Mall owners are also pivoting. Two Rivers Development director Mucai Kunyiha told ZaKenya.com that the mall had converted 8,000 square metres of former anchor-store space into a mixed-use configuration combining co-working facilities, an entertainment arena hosting e-sports tournaments, and a food hall with 22 local food brands. Footfall in the new food hall zone is up 31% since it opened, even as the wider mall's traffic softens. "The future of the mall is as an experience destination, not a shopping destination," Kunyiha said. "The distinction matters enormously for how we curate our tenant mix."

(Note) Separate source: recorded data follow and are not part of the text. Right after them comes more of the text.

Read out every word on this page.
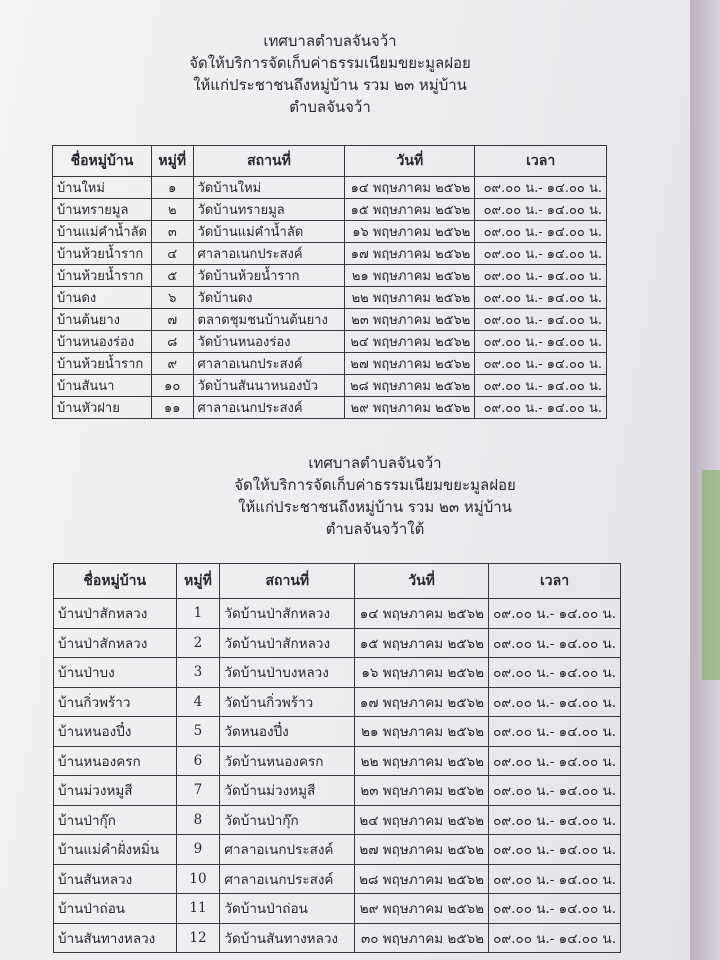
เทศบาลตำบลจันจว้า
จัดให้บริการจัดเก็บค่าธรรมเนียมขยะมูลฝอย
ให้แก่ประชาชนถึงหมู่บ้าน รวม ๒๓ หมู่บ้าน
ตำบลจันจว้า
ชื่อหมู่บ้าน	หมู่ที่	สถานที่	วันที่	เวลา
บ้านใหม่	๑	วัดบ้านใหม่	๑๔ พฤษภาคม ๒๕๖๒	๐๙.๐๐ น.- ๑๔.๐๐ น.
บ้านทรายมูล	๒	วัดบ้านทรายมูล	๑๕ พฤษภาคม ๒๕๖๒	๐๙.๐๐ น.- ๑๔.๐๐ น.
บ้านแม่คำน้ำลัด	๓	วัดบ้านแม่คำน้ำลัด	๑๖ พฤษภาคม ๒๕๖๒	๐๙.๐๐ น.- ๑๔.๐๐ น.
บ้านห้วยน้ำราก	๔	ศาลาอเนกประสงค์	๑๗ พฤษภาคม ๒๕๖๒	๐๙.๐๐ น.- ๑๔.๐๐ น.
บ้านห้วยน้ำราก	๕	วัดบ้านห้วยน้ำราก	๒๑ พฤษภาคม ๒๕๖๒	๐๙.๐๐ น.- ๑๔.๐๐ น.
บ้านดง	๖	วัดบ้านดง	๒๒ พฤษภาคม ๒๕๖๒	๐๙.๐๐ น.- ๑๔.๐๐ น.
บ้านต้นยาง	๗	ตลาดชุมชนบ้านต้นยาง	๒๓ พฤษภาคม ๒๕๖๒	๐๙.๐๐ น.- ๑๔.๐๐ น.
บ้านหนองร่อง	๘	วัดบ้านหนองร่อง	๒๔ พฤษภาคม ๒๕๖๒	๐๙.๐๐ น.- ๑๔.๐๐ น.
บ้านห้วยน้ำราก	๙	ศาลาอเนกประสงค์	๒๗ พฤษภาคม ๒๕๖๒	๐๙.๐๐ น.- ๑๔.๐๐ น.
บ้านสันนา	๑๐	วัดบ้านสันนาหนองบัว	๒๘ พฤษภาคม ๒๕๖๒	๐๙.๐๐ น.- ๑๔.๐๐ น.
บ้านหัวฝาย	๑๑	ศาลาอเนกประสงค์	๒๙ พฤษภาคม ๒๕๖๒	๐๙.๐๐ น.- ๑๔.๐๐ น.
เทศบาลตำบลจันจว้า
จัดให้บริการจัดเก็บค่าธรรมเนียมขยะมูลฝอย
ให้แก่ประชาชนถึงหมู่บ้าน รวม ๒๓ หมู่บ้าน
ตำบลจันจว้าใต้
ชื่อหมู่บ้าน	หมู่ที่	สถานที่	วันที่	เวลา
บ้านป่าสักหลวง	1	วัดบ้านป่าสักหลวง	๑๔ พฤษภาคม ๒๕๖๒	๐๙.๐๐ น.- ๑๔.๐๐ น.
บ้านป่าสักหลวง	2	วัดบ้านป่าสักหลวง	๑๕ พฤษภาคม ๒๕๖๒	๐๙.๐๐ น.- ๑๔.๐๐ น.
บ้านป่าบง	3	วัดบ้านป่าบงหลวง	๑๖ พฤษภาคม ๒๕๖๒	๐๙.๐๐ น.- ๑๔.๐๐ น.
บ้านกิ่วพร้าว	4	วัดบ้านกิ่วพร้าว	๑๗ พฤษภาคม ๒๕๖๒	๐๙.๐๐ น.- ๑๔.๐๐ น.
บ้านหนองปึ๋ง	5	วัดหนองปึ๋ง	๒๑ พฤษภาคม ๒๕๖๒	๐๙.๐๐ น.- ๑๔.๐๐ น.
บ้านหนองครก	6	วัดบ้านหนองครก	๒๒ พฤษภาคม ๒๕๖๒	๐๙.๐๐ น.- ๑๔.๐๐ น.
บ้านม่วงหมูสี	7	วัดบ้านม่วงหมูสี	๒๓ พฤษภาคม ๒๕๖๒	๐๙.๐๐ น.- ๑๔.๐๐ น.
บ้านป่ากุ๊ก	8	วัดบ้านป่ากุ๊ก	๒๔ พฤษภาคม ๒๕๖๒	๐๙.๐๐ น.- ๑๔.๐๐ น.
บ้านแม่คำฝั่งหมิ่น	9	ศาลาอเนกประสงค์	๒๗ พฤษภาคม ๒๕๖๒	๐๙.๐๐ น.- ๑๔.๐๐ น.
บ้านสันหลวง	10	ศาลาอเนกประสงค์	๒๘ พฤษภาคม ๒๕๖๒	๐๙.๐๐ น.- ๑๔.๐๐ น.
บ้านป่าถ่อน	11	วัดบ้านป่าถ่อน	๒๙ พฤษภาคม ๒๕๖๒	๐๙.๐๐ น.- ๑๔.๐๐ น.
บ้านสันทางหลวง	12	วัดบ้านสันทางหลวง	๓๐ พฤษภาคม ๒๕๖๒	๐๙.๐๐ น.- ๑๔.๐๐ น.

Employment and Tax Implications

The retail transition is generating an employment debate. Traditional retail employs an estimated 380,000 Kenyans formally and supports a further 600,000 in informal supply chains. While e-commerce creates jobs in logistics, warehousing, and technology, the net employment arithmetic of the structural shift is contested. KRA has also intensified its focus on taxing digital transactions, extending VAT obligations to social media sellers with annual turnover above Ksh 5 million as part of its IMF-conditioned revenue mobilisation push. The measure has been controversial, with small traders arguing that the threshold is too low and the compliance burden disproportionate for micro-businesses.